Like previous vaccines, the smallpox vaccine, which is now approved for adults in the EU, is based on a modified vaccinia virus, which also belongs to the poxviruses and is similar to the human and monkeypox virus. Compared to human smallpox, however, it hardly causes any symptoms. It can be found in a weakened form in the live vaccine, which can no longer reproduce in the human body.

So far there has been no recommendation for people in Germany to be vaccinated against monkeypox. Since, according to the current state of knowledge, close contact is necessary for transmission, the chances are high that the outbreak will also fizzle out. According to the WHO, the longest chains of infection that have been documented so far were around six to nine people long.

However, one is considering a vaccination recommendation for people who are particularly at risk, said Federal Health Minister Karl Lauterbach on May 23 on the sidelines of the World Health Assembly in Geneva. In Great Britain, the British health authority is now advising contact persons with a high risk of infection to be vaccinated with the smallpox vaccine. These include household members or sexual partners of infected people.

The first regulations for dealing with sick people are in the works:

On May 24, Federal Minister of Health Karl Lauterbach announced that an ordered isolation of at least 21 days should be recommended for infected people and their contact persons. The recommendation was developed together with the Robert Koch Institute (RKI), said Lauterbach at a press conference during the German Doctors’ Day.
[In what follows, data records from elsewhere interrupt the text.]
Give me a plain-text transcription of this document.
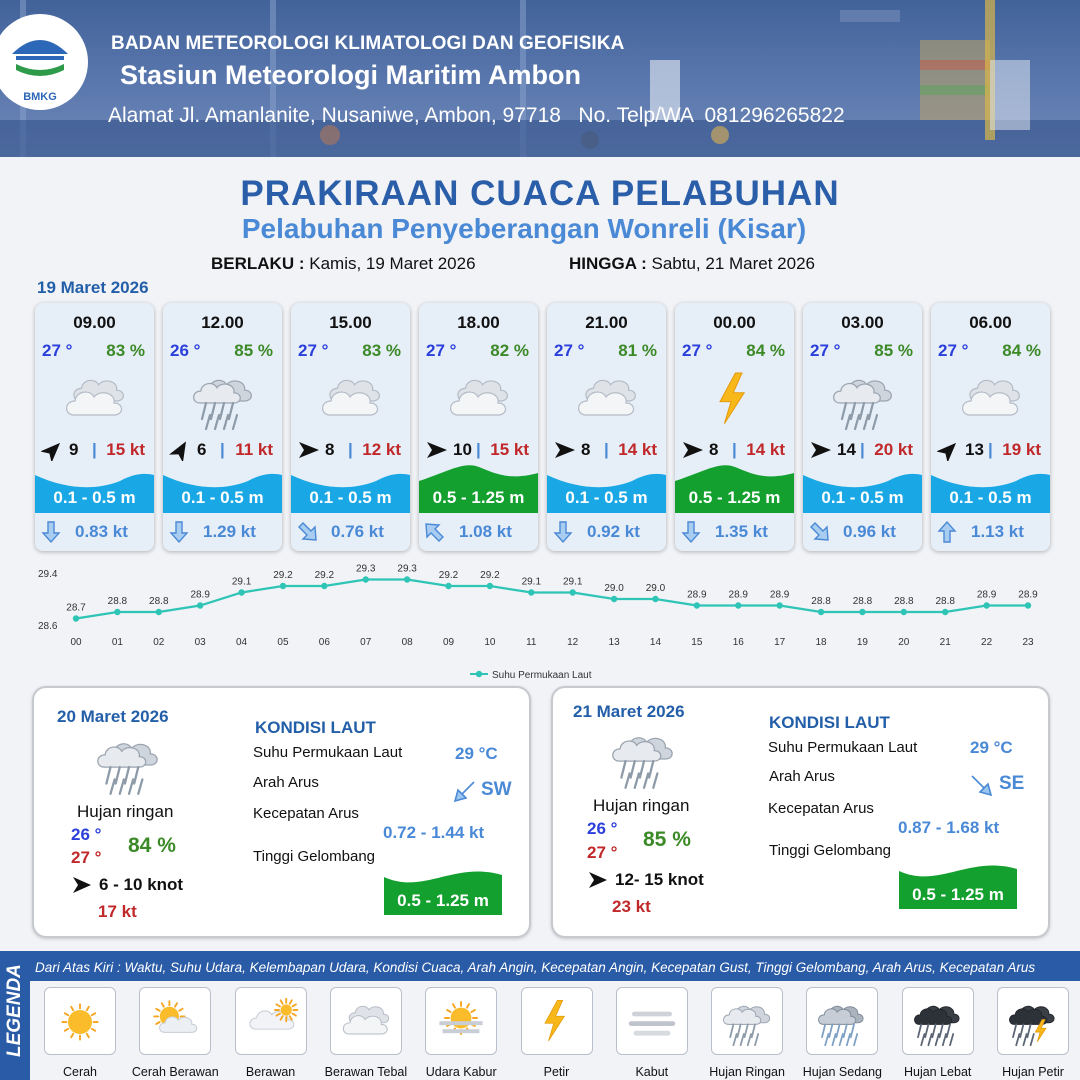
BMKG
BADAN METEOROLOGI KLIMATOLOGI DAN GEOFISIKA
Stasiun Meteorologi Maritim Ambon
Alamat Jl. Amanlanite, Nusaniwe, Ambon, 97718   No. Telp/WA  081296265822
PRAKIRAAN CUACA PELABUHAN
Pelabuhan Penyeberangan Wonreli (Kisar)
BERLAKU : Kamis, 19 Maret 2026	HINGGA : Sabtu, 21 Maret 2026
19 Maret 2026
09.00
27 ° 83 %
9 | 15 kt
0.1 - 0.5 m
0.83 kt
12.00
26 ° 85 %
6 | 11 kt
0.1 - 0.5 m
1.29 kt
15.00
27 ° 83 %
8 | 12 kt
0.1 - 0.5 m
0.76 kt
18.00
27 ° 82 %
10 | 15 kt
0.5 - 1.25 m
1.08 kt
21.00
27 ° 81 %
8 | 14 kt
0.1 - 0.5 m
0.92 kt
00.00
27 ° 84 %
8 | 14 kt
0.5 - 1.25 m
1.35 kt
03.00
27 ° 85 %
14 | 20 kt
0.1 - 0.5 m
0.96 kt
06.00
27 ° 84 %
13 | 19 kt
0.1 - 0.5 m
1.13 kt
29.4
28.6
28.7
00
28.8
01
28.8
02
28.9
03
29.1
04
29.2
05
29.2
06
29.3
07
29.3
08
29.2
09
29.2
10
29.1
11
29.1
12
29.0
13
29.0
14
28.9
15
28.9
16
28.9
17
28.8
18
28.8
19
28.8
20
28.8
21
28.9
22
28.9
23
Suhu Permukaan Laut
20 Maret 2026
Hujan ringan
26 °
27 °
84 %
6 - 10 knot
17 kt
KONDISI LAUT
Suhu Permukaan Laut	29 °C
Arah Arus	SW
Kecepatan Arus
0.72 - 1.44 kt
Tinggi Gelombang
0.5 - 1.25 m
21 Maret 2026
Hujan ringan
26 °
27 °
85 %
12- 15 knot
23 kt
KONDISI LAUT
Suhu Permukaan Laut	29 °C
Arah Arus	SE
Kecepatan Arus
0.87 - 1.68 kt
Tinggi Gelombang
0.5 - 1.25 m
LEGENDA Dari Atas Kiri : Waktu, Suhu Udara, Kelembapan Udara, Kondisi Cuaca, Arah Angin, Kecepatan Angin, Kecepatan Gust, Tinggi Gelombang, Arah Arus, Kecepatan Arus
Cerah	Cerah Berawan	Berawan	Berawan Tebal	Udara Kabur	Petir	Kabut	Hujan Ringan	Hujan Sedang	Hujan Lebat	Hujan Petir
Monkeypox is actually an animal disease, presumably in rodents, that only occasionally spreads to monkeys and humans. In addition, a whole range of different animal species have been shown to be susceptible – even outside of Africa. Theoretically, it is therefore possible for animals to become infected with infected people and pass the virus on to each other. Such an animal reservoir would be a major problem in combating monkeypox, because the virus can spread back to humans from there at any time. This is also the case in Nigeria, for example, which has a handful of cases every year – more than 500 as of 2017.

Such a situation is conceivable in Europe, but unlikely: “Although the range of monkeypox hosts for a spill-over infection is broad, whether there are also animal species in Europe that can be considered suitable reservoir hosts and can spread the virus further, is rather questionable,” says Martin Beer, head of the institute for virus diagnostics at the Friedrich-Loeffler-Institute in Greifswald. First of all, you need such a susceptible animal species, which then has sufficiently close contact with an infected person and must be able to to efficiently infect other animals, explains the virologist.

Although a single pet such as a cat could be infected through direct contact with an affected person, the virus would first have to be passed on to other individuals in a population. “It is therefore very unlikely that the virus will establish itself in a new animal population in Europe,” says Beer.